Appendix 1: Comparison between the IPTA method and the method by Pröbsting et al. (2013)

As mentioned in Sect. 3.1.4, the accelerometry method by Pröbsting et al. (2013) also applied a least squares estimator, but without any iteration process (denoted as “LSE” in this appendix). This method is not included in the test in Sect. 3.1.4 because their least squares procedure is different from that in the IPTA method, and thus cannot reflect whether it is the least squares polynomial fitting or the iteration procedure that improves the acceleration accuracy. As Sect. 3.1.4 has solved this question, it is now necessary to figure out the difference between the two kinds of least squares procedures.

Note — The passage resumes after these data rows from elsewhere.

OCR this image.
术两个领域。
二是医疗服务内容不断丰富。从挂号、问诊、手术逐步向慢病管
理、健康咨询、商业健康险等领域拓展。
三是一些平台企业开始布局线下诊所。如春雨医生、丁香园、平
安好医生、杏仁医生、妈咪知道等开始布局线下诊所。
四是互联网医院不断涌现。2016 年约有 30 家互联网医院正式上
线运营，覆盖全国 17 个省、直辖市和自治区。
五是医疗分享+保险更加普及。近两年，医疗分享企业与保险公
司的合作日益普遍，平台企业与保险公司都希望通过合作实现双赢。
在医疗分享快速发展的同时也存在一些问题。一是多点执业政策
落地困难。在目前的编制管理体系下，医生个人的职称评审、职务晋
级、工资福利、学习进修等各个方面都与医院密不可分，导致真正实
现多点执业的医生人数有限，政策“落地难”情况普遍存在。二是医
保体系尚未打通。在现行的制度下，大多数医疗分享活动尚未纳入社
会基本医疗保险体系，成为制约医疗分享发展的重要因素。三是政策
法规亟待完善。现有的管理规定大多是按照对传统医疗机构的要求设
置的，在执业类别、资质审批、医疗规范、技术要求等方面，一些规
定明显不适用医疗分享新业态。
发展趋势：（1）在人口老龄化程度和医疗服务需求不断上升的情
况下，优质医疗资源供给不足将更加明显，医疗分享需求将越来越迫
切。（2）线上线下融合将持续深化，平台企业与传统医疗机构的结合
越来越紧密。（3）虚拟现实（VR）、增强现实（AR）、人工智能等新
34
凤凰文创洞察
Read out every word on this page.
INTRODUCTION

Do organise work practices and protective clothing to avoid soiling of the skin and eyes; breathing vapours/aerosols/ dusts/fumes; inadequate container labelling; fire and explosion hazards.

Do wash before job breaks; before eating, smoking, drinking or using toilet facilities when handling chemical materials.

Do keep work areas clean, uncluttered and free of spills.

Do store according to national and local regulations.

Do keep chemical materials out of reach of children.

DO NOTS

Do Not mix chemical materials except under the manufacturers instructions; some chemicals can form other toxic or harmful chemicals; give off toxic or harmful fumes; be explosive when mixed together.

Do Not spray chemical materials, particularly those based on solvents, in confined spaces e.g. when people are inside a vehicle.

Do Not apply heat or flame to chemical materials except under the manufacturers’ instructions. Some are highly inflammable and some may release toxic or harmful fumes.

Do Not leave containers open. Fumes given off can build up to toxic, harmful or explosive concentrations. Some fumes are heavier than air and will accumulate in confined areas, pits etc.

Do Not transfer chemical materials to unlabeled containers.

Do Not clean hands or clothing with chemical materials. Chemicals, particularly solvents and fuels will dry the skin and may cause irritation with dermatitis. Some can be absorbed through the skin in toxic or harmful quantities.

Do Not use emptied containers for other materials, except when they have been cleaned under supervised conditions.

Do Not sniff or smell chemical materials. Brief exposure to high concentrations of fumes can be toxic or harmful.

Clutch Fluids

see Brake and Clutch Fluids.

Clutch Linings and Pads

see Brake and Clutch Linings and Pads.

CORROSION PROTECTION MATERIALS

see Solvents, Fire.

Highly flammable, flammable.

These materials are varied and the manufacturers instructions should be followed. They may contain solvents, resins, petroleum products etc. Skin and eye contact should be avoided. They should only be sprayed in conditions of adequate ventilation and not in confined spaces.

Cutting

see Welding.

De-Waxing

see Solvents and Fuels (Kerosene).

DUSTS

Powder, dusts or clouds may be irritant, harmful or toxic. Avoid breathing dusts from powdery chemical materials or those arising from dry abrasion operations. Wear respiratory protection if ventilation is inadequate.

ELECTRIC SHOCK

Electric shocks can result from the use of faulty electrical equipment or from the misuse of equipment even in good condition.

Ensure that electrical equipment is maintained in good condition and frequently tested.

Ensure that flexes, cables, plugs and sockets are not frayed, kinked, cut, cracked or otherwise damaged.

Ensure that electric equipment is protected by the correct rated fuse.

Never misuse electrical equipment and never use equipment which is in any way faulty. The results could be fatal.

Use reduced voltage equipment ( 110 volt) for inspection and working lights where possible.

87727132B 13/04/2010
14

As mentioned in the main context, the LSE method is based on an assumption of a constant acceleration over the whole evaluation time. This assumption makes the application of the method limited to the cases in which the evaluation time is not large and acceleration variation is small. Otherwise, the accuracy cannot be guaranteed, such as in the flow with Karman vortex street, where acceleration changes spatially and temporally. That is why the least square polynomial fitting is applied in the IPTA method. By setting the order of the polynomial for fitting velocity larger than 2, acceleration during the evaluation time is allowed to change. In this way, the accuracy of the calculated acceleration can be improved. To assess the capability of the two kinds of least square procedures when dealing with complicated flow, a velocity field is simulated. Trajectories of imaginary particles in the flow follow a sinusoidal curve. The trajectory of an imaginary particle started at (x, y) = (0, y 0) can be expressed as

$$\left\{ \begin{aligned} x &= t \hfill \\ y &= y_{0} + \sin (\pi t). \hfill \\ \end{aligned} \right.$$
(12)

The theoretical velocity and acceleration can be calculated easily. Similar to the assessments in Sect. 3, spatially correlated Gaussian-distributed noise is generated and added into the velocity fields with the maximum velocity noise equal to 2% of the mean magnitude of velocity. For the IPTA method, the polynomial order for calculation is k = 3. Two velocity numbers are chosen as N = 5 and N = 21. The velocity numbers for the IPTA and LSE methods are maintained the same. The turnover time of the flow is selected as the cycle period in the y direction which is 2 in non-dimensional unit. Therefore, the total criterion for the IPTA method is 0.014 < Δt < 0.199 when N = 5, and 0.003 < Δt < 0.040 when N = 21. The Eulerian method and the pseudo-tracing method are also included in the assessment.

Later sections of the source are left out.